トレチノインの効果と副作用について

肌がきれいな女性

トレチノインは、ビタミンA誘導体の一種です。
もともとニキビ薬としてアメリカで使われていました。
強力な皮膚のターンオーバー促進作用があることから、シワやシミを改善するクリームに配合されていることがあります。
通常、皮膚の一番表面にある表皮の細胞はその一番深い層で生まれてから、徐々に表面に押し上げられていき、最後は垢となって皮膚からはがれ落ちます。
この一連のサイクルを皮膚のターンオーバーと呼びます。
皮膚にできるしみはどのようにしてできるものなのでしょうか。
これは表皮の一番深い層にメラニン色素が沈着することでできてしまいます。
メラニンはメラノサイトという細胞で作られます。
一般的な美白剤はメラノサイトがつくるメラニン色素の量を減らす効果はありますが、現在沈着しているメラニン色素を外に出すような作用はありません。
そのため効果はあまりないのです。
トレチノインはこれとは違って、表皮の深い層にあるメラニン色素を外に出す効果があります。
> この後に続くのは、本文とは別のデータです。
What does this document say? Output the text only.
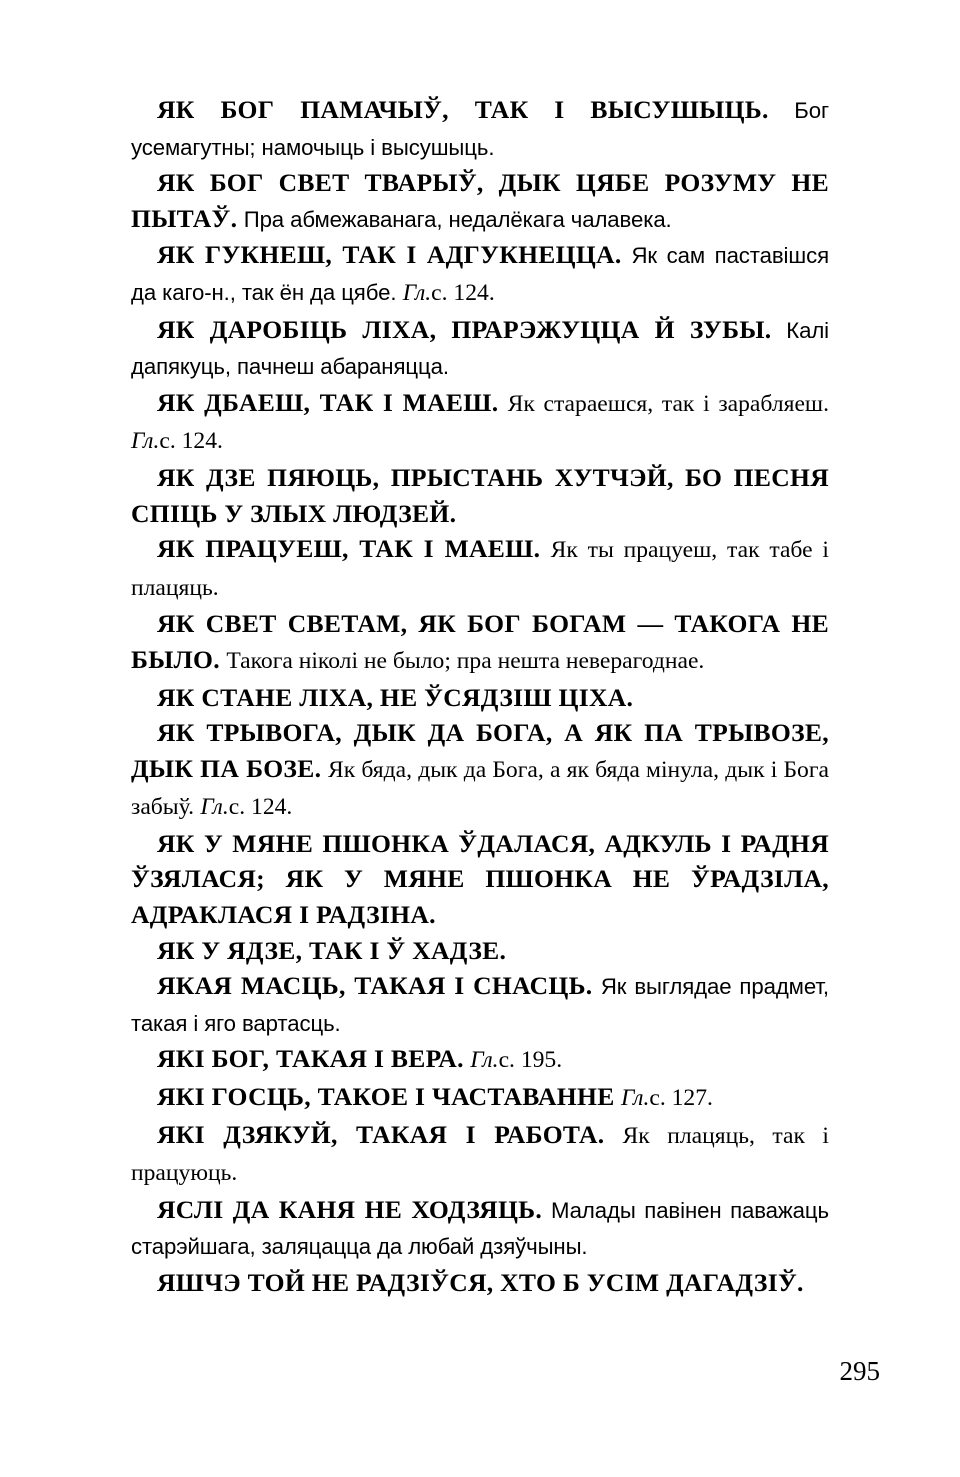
ЯК БОГ ПАМАЧЫЎ, ТАК І ВЫСУШЫЦЬ. Бог усемагутны; намочыць і высушыць.

ЯК БОГ СВЕТ ТВАРЫЎ, ДЫК ЦЯБЕ РОЗУМУ НЕ ПЫТАЎ. Пра абмежаванага, недалёкага чалавека.

ЯК ГУКНЕШ, ТАК І АДГУКНЕЦЦА. Як сам паставішся да каго-н., так ён да цябе. Гл.с. 124.

ЯК ДАРОБІЦЬ ЛІХА, ПРАРЭЖУЦЦА Й ЗУБЫ. Калі дапякуць, пачнеш абараняцца.

ЯК ДБАЕШ, ТАК І МАЕШ. Як стараешся, так і зарабляеш. Гл.с. 124.

ЯК ДЗЕ ПЯЮЦЬ, ПРЫСТАНЬ ХУТЧЭЙ, БО ПЕСНЯ СПІЦЬ У ЗЛЫХ ЛЮДЗЕЙ.

ЯК ПРАЦУЕШ, ТАК І МАЕШ. Як ты працуеш, так табе і плацяць.

ЯК СВЕТ СВЕТАМ, ЯК БОГ БОГАМ — ТАКОГА НЕ БЫЛО. Такога ніколі не было; пра нешта неверагоднае.

ЯК СТАНЕ ЛІХА, НЕ ЎСЯДЗІШ ЦІХА.

ЯК ТРЫВОГА, ДЫК ДА БОГА, А ЯК ПА ТРЫВОЗЕ, ДЫК ПА БОЗЕ. Як бяда, дык да Бога, а як бяда мінула, дык і Бога забыў. Гл.с. 124.

ЯК У МЯНЕ ПШОНКА ЎДАЛАСЯ, АДКУЛЬ І РАДНЯ ЎЗЯЛАСЯ; ЯК У МЯНЕ ПШОНКА НЕ ЎРАДЗІЛА, АДРАКЛАСЯ І РАДЗІНА.

ЯК У ЯДЗЕ, ТАК І Ў ХАДЗЕ.

ЯКАЯ МАСЦЬ, ТАКАЯ І СНАСЦЬ. Як выглядае прадмет, такая і яго вартасць.

ЯКІ БОГ, ТАКАЯ І ВЕРА. Гл.с. 195.

ЯКІ ГОСЦЬ, ТАКОЕ І ЧАСТАВАННЕ Гл.с. 127.

ЯКІ ДЗЯКУЙ, ТАКАЯ І РАБОТА. Як плацяць, так і працуюць.

ЯСЛІ ДА КАНЯ НЕ ХОДЗЯЦЬ. Малады павінен паважаць старэйшага, заляцацца да любай дзяўчыны.

ЯШЧЭ ТОЙ НЕ РАДЗІЎСЯ, ХТО Б УСІМ ДАГАДЗІЎ.

295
トレチノインには表皮の細胞を活発に増殖させる作用があります。
これによってメラニン色素といっしょに表皮の細胞が押し上げられていき、約2~4週間でメラニン色素を皮膚の外へ排出することができます。
トレチノインに副作用があるのでしょうか。
使用することで赤くなったり、ぽろぽろと角質が取れるなどの皮膚炎が起こります。
これは薬が体質にあっていないためにおきる反応ではありません、そのため適度な範囲内であれば心配する必要はありません。
ただとくに反応が強いときは使用を控えるしかありません。
副作用をさけるためにはいきなり高濃度のものを塗布するようなことは避けます。
いきなり高濃度のものを塗布すると皮膚への刺激が強すぎて、ソバカスなどの原因になります。
またトレチノインの副作用で肌のバリア機能の低下があります。
そのため日中は紫外線対策が必須になります。